Bundestagsabgeordnete Karl Holmeier traf sich am Dienstag mit Vertretern von Industrie, Handwerk, Kammern und Behörden zum ersten "Unternehmerfrühstück der Stadt Maxhütte-Haidhof" im Mehrgenerationenhaus. In seinem Impulsvortrag streifte der CSU-Politiker aktuelle politische Themen und betonte: "Wir müssen die Infrastruktur in den ländlichen Regionen erhalten und ausbauen". Dazu gehöre die Sanierung der Straßen ebenso, wie die Modernisierung des Schienennetzes und der Ausbau der Breitbandversorgung.

Der Vizepräsident der Handwerkskammer Niederbayern/Oberpfalz, Albert Vetterl, kann den Plänen des Bundesverkehrsministers nur wenig Positives abgewinnen. "Die Maut wird das Handwerk stark belasten". Auf Unverständnis stieß bei den Unternehmervertretern das "ständige Auf und Nieder der Spritpreise". Warum könne man die Tankstellenpächter nicht, wie in Österreich, dazu zwingen, die aktualisierten Preis zumindest einen Tag lang stehen zu lassen?

"Wegen der guten wirtschaftlichen Lage wagen immer weniger Menschen den Schritt in die Selbstständigkeit", stellt der Geschäftsführer des Mittelstandszentrums Maximilianshütte in Maxhütte-Haidhof, Christian Meyer, fest.
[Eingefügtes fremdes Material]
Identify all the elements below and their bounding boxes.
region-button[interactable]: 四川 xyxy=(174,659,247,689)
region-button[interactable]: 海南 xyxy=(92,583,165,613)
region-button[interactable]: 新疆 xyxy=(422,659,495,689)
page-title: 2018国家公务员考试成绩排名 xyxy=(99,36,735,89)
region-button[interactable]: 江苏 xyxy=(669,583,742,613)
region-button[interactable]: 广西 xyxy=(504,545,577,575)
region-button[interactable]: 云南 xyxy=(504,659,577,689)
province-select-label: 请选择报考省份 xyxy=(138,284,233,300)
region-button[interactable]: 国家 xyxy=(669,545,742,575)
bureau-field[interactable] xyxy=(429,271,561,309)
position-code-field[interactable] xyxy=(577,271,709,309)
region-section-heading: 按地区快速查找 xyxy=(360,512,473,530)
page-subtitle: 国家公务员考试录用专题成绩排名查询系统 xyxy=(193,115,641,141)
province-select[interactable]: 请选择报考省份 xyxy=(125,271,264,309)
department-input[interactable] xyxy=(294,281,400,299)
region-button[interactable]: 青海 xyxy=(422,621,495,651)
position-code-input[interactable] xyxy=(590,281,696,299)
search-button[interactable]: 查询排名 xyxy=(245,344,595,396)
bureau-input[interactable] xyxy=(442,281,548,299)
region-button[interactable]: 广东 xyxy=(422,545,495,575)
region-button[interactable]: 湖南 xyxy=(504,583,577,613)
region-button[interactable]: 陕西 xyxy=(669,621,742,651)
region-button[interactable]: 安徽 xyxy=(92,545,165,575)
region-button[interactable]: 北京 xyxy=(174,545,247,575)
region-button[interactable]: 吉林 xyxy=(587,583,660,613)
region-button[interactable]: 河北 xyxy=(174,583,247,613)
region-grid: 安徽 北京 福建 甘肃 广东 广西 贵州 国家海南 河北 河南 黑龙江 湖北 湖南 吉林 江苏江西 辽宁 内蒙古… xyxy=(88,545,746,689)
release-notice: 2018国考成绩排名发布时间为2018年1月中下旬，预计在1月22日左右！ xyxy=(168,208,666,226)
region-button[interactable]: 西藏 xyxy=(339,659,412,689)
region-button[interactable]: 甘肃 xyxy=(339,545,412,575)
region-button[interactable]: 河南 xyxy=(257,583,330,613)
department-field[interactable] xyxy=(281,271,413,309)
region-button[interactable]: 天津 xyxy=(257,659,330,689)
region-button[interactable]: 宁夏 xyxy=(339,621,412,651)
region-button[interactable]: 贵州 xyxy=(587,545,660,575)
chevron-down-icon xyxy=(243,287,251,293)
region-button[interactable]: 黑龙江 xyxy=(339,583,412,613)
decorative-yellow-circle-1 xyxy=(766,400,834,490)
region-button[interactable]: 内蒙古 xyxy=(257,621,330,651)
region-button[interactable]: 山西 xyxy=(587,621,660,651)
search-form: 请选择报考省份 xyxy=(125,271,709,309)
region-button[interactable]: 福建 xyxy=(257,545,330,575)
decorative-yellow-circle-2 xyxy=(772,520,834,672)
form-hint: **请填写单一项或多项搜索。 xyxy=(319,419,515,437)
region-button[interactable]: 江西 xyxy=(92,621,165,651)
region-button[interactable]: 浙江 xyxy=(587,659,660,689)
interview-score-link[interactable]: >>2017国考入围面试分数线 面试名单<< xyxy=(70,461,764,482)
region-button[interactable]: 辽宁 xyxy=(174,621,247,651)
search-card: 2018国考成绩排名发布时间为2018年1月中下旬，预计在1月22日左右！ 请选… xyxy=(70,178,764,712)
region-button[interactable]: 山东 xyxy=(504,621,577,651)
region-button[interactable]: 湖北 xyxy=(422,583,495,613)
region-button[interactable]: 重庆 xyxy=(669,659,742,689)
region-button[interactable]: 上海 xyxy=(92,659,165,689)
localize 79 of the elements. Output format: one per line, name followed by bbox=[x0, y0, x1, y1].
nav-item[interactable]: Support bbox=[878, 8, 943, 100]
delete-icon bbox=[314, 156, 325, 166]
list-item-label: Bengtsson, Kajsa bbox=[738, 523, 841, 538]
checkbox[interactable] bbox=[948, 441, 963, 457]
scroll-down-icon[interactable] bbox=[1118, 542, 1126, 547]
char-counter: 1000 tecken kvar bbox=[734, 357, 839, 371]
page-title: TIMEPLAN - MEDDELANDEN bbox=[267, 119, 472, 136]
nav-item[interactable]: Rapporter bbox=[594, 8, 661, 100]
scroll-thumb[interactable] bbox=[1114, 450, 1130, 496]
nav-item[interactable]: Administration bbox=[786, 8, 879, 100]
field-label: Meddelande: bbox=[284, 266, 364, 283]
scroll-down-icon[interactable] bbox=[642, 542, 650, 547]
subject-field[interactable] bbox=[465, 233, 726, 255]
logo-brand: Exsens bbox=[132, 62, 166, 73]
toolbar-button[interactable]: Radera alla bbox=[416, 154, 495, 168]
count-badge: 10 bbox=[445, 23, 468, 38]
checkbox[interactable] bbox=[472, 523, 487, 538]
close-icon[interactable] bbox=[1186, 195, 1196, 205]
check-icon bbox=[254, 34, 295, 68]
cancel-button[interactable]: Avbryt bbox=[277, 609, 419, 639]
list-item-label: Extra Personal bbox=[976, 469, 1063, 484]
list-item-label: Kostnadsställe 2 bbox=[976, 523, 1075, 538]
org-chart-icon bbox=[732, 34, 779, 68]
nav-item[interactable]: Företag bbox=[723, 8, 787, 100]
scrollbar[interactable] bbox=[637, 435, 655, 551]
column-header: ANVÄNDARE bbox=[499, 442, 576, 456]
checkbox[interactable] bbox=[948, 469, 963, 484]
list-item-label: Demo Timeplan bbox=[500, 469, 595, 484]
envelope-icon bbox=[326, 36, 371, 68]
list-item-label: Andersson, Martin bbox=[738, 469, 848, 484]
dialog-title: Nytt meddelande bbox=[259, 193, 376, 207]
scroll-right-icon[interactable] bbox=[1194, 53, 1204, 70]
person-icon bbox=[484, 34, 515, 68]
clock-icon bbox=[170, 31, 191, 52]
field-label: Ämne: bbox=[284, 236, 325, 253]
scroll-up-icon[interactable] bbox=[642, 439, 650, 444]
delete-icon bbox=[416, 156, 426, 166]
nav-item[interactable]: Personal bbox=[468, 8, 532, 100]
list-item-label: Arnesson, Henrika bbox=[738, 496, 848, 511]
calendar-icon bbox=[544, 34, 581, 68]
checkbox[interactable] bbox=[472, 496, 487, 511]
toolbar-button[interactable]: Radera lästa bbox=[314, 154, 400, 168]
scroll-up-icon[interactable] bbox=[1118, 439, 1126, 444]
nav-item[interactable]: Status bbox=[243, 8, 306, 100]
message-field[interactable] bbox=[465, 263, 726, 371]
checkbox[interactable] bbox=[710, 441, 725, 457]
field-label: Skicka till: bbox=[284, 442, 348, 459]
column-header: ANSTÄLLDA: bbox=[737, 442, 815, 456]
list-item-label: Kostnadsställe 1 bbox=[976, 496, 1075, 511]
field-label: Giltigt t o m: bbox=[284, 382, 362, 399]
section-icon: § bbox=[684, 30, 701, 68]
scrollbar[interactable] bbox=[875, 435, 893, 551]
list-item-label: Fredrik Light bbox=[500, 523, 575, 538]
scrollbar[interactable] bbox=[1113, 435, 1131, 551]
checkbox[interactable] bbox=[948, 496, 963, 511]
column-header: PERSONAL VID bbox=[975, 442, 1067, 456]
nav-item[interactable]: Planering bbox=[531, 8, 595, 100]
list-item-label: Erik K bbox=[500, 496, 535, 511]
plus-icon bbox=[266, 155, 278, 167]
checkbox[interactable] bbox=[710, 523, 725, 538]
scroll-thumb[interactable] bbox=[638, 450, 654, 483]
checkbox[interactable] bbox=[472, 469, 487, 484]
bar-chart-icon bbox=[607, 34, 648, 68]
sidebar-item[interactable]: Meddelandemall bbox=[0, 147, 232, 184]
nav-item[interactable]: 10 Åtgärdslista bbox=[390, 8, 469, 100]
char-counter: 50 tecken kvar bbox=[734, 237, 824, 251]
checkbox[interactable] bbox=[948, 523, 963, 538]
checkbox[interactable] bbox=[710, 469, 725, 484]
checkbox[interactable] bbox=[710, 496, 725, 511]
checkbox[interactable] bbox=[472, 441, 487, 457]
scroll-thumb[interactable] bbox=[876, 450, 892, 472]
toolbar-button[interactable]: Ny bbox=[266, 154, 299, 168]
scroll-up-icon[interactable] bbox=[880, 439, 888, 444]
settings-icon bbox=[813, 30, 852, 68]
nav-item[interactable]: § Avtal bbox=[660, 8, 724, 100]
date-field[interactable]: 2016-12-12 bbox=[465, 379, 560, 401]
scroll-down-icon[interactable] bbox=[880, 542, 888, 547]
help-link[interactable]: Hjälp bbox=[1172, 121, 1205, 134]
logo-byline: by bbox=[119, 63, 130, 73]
Der Wegfall des Gründungszuschusses verstärke die Tendenz. "Vermittlung von Arbeitslosen in den Arbeitsprozess hat bei der Agentur derzeit Vorrang", machte der Geschäftsführer deutlich. Deshalb verringere sich die Zahl der Bewerber, die mit der Gründung eines eigenen Unternehmens liebäugeln. Eine Neuauflage des Gründungszuschusses könnte diese Entwicklung stoppen, so der Geschäftsführer.

Bei MdB Karl Holmeier rannte Christian Meyer damit offene Türen ein. Er habe bereits ein Schreiben an das Bundesarbeitsministerium mit einem entsprechenden Antrag geschickt.